Positive selection of disease risk genetic variants that influence the immune response is closely related with the antagonistic pleiotropy phenomenon, firstly described by George Williams (Williams 1957). George Williams was also one of the first evolutionary biologists that linked health with evolution. Today, a whole scientific field is currently expanding worldwide, known as Evolutionary Medicine (Stearns 2020; Voskarides 2020; Perry 2021). Antagonistic pleiotropy proposes that genetic variants that contribute to aging or age-related degenerative diseases are probably under selection since they increase fitness at a young age. An extended and detailed discussion on multiple examples of antagonistic pleiotropy in humans can be found in the review article by Byars and Voskarides (2020). Autoimmune diseases can of course onset at an early age, but the principle of the dual nature of genetic variants remains the same.
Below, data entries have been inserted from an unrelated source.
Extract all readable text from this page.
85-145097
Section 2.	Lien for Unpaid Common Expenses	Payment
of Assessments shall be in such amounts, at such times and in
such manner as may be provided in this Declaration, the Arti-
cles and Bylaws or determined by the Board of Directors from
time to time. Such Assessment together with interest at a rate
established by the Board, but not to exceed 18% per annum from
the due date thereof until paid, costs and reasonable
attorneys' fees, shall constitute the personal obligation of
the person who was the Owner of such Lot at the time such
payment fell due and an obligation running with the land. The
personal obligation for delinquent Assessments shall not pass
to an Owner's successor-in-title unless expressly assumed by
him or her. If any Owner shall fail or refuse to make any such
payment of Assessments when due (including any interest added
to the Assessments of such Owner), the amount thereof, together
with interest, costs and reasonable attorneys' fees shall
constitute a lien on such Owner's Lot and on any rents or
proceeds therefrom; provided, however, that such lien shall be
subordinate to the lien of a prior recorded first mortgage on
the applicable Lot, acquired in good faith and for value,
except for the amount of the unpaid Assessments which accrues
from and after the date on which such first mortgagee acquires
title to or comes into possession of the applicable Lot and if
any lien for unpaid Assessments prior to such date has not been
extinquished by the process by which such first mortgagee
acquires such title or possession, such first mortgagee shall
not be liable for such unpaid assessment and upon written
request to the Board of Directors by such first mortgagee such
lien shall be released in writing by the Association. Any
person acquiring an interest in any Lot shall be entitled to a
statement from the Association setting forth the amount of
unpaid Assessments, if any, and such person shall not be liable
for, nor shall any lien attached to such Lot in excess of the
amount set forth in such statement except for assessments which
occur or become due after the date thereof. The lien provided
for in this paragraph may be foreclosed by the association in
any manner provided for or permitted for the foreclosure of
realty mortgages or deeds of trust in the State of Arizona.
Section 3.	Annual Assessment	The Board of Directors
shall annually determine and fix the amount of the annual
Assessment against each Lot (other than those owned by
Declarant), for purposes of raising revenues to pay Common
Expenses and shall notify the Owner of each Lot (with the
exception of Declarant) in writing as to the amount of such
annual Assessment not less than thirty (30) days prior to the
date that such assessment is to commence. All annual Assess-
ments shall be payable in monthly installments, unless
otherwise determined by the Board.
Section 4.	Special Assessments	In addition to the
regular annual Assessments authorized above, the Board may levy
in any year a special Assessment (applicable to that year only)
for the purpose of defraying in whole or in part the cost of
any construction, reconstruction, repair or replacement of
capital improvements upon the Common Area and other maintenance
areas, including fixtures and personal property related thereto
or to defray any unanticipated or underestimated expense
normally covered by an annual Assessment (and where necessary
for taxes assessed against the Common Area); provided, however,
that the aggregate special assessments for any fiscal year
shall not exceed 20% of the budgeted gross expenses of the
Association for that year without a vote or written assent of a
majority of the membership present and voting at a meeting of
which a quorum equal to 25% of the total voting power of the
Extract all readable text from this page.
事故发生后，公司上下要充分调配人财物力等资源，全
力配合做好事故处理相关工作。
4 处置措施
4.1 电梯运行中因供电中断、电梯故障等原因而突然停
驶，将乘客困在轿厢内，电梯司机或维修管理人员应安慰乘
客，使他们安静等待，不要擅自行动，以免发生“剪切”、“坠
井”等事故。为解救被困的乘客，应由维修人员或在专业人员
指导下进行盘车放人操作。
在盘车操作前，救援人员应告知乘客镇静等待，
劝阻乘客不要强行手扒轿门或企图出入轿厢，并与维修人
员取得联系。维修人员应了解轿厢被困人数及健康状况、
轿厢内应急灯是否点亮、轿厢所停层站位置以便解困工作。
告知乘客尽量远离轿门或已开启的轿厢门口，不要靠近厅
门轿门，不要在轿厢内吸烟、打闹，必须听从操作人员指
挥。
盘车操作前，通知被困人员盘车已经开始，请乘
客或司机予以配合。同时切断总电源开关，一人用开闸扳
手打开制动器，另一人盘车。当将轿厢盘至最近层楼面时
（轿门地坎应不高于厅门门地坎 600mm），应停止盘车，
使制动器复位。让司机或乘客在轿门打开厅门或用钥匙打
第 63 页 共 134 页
Concluding, contagious diseases can dramatically change the human genetic pool. An extreme example is bubonic plague (known as black death) that killed about 50% of the fourteenth century European population (Klunk et al. 2022; Hui et al. 2024). We can imagine that the survivors, the other 50%, probably carried some immunity related protective variants. Even the recent example of COVID-19 infection may have contributed to frequency alterations of some immune genetic variants. Large scale population-wide genomic studies in the near future will shed more light on these exciting aspects of population genetics.